The red werewolf, his good cheer restored, looked wryly at him. "Enough. You'll be all right?"
Morlock opened his right hand and shrugged. Hlupnafenglu punched him farewell and walked off, the suspicious-looking youngster in tow.
Morlock turned and saw a crow sitting in the middle of the Shadow Market, looking at him. Morlock walked over to talk to the bird.
"I don't have any food with me-" Morlock began.
The crow croaked that she remembered him pretty well. At least he wasn't a stone-throwing type. She and the rest of her murder had fed pretty well on a loaf of bread he had thrown at a crow once. She figured she owed him one, if that's what he was asking.
"Is there a vendor here you trust?" Morlock asked. "Not a stone thrower? A man who knows things?"
The crow laughed. She knew a man whose house had no legs but it wa
lked, and he lived around stones but never threw one at crows. She didn't know what he knew, but he gave them grain sometimes, and offal he had no interest in eating, and he asked intelligent questions, not like Morlock.
"Will you take me to him?" Morlock asked.
The crow nodded and took wing. Morlock loped after her through the shadowy crowd.
The crow's dark feathers were briefly outlined in golden light as she lifted above the shadows of the square. She dropped again into darkness, and Morlock almost lost sight of her as she descended just beyond the edge of the market. But she waited for him there until he caught up, and then she flew into the tangle of streets and dark-bricked buildings east of the marketplace. A short flight: she landed at the door of a stone building. Above the door hung a sign with a picture of a rock being weighed on a scale. On the door was written in black letters IACOMES FILIUS SAXIPONDERIS.
"Here is a man I've long wished to meet," Morlock said to the crow. "Stop by my cave sometime. I have some unground grain I'll give you and yours."

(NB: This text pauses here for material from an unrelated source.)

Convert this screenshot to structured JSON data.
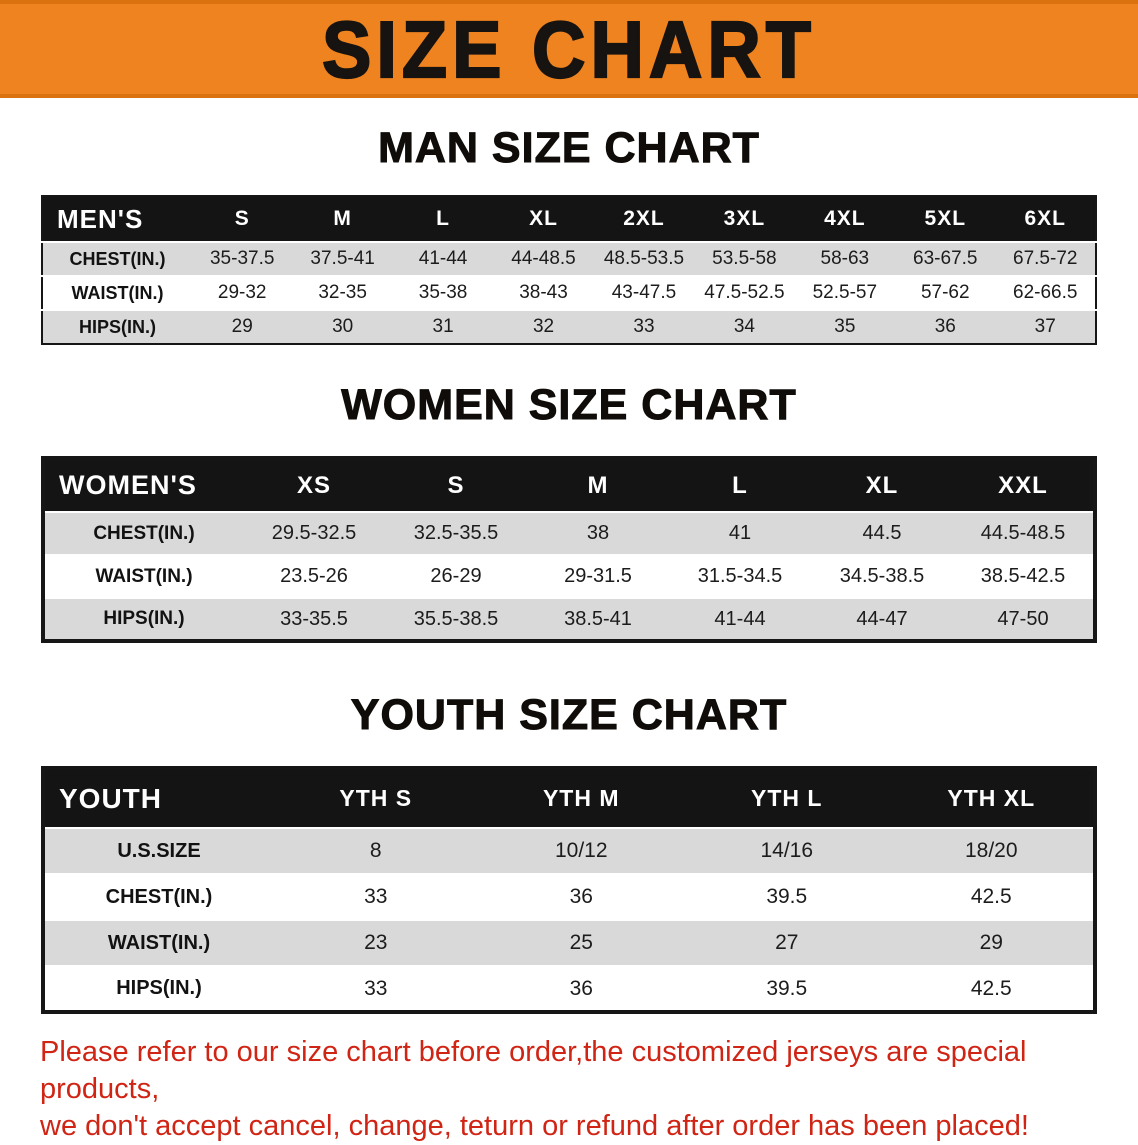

The crow assured him he would see her and her murder soon. She flew away.
Morlock knocked on the door. There was no answer, but it wasn't locked, so he pushed it open and entered.
Inside he found a single dim room cluttered with books and stones and papers and dust. In the center of the clutter was a balding man at a desk who was scribbling something on a sheet of paper. He occasionally paused, a faraway look in his dim blue eyes, and gave the end of his pen a thoughtful chew. In his abstraction he sometimes chewed the wrong end of the pen: there were ink stains in his graying beard and on his shirt. He wrote in the light of a window set into the wall. The window did not open on the city outside-there was a wintry scene beyond the frosted glass, pine trees under a dense cover of snow in evening light.
The man didn't seem to notice that anyone else was there, so Morlock rapped on the inside of the door.
The man at the desk jumped, spilling his ink so that it ran dark across the page.
"Go away, won't you?" the man said in Latin. "I'm busy."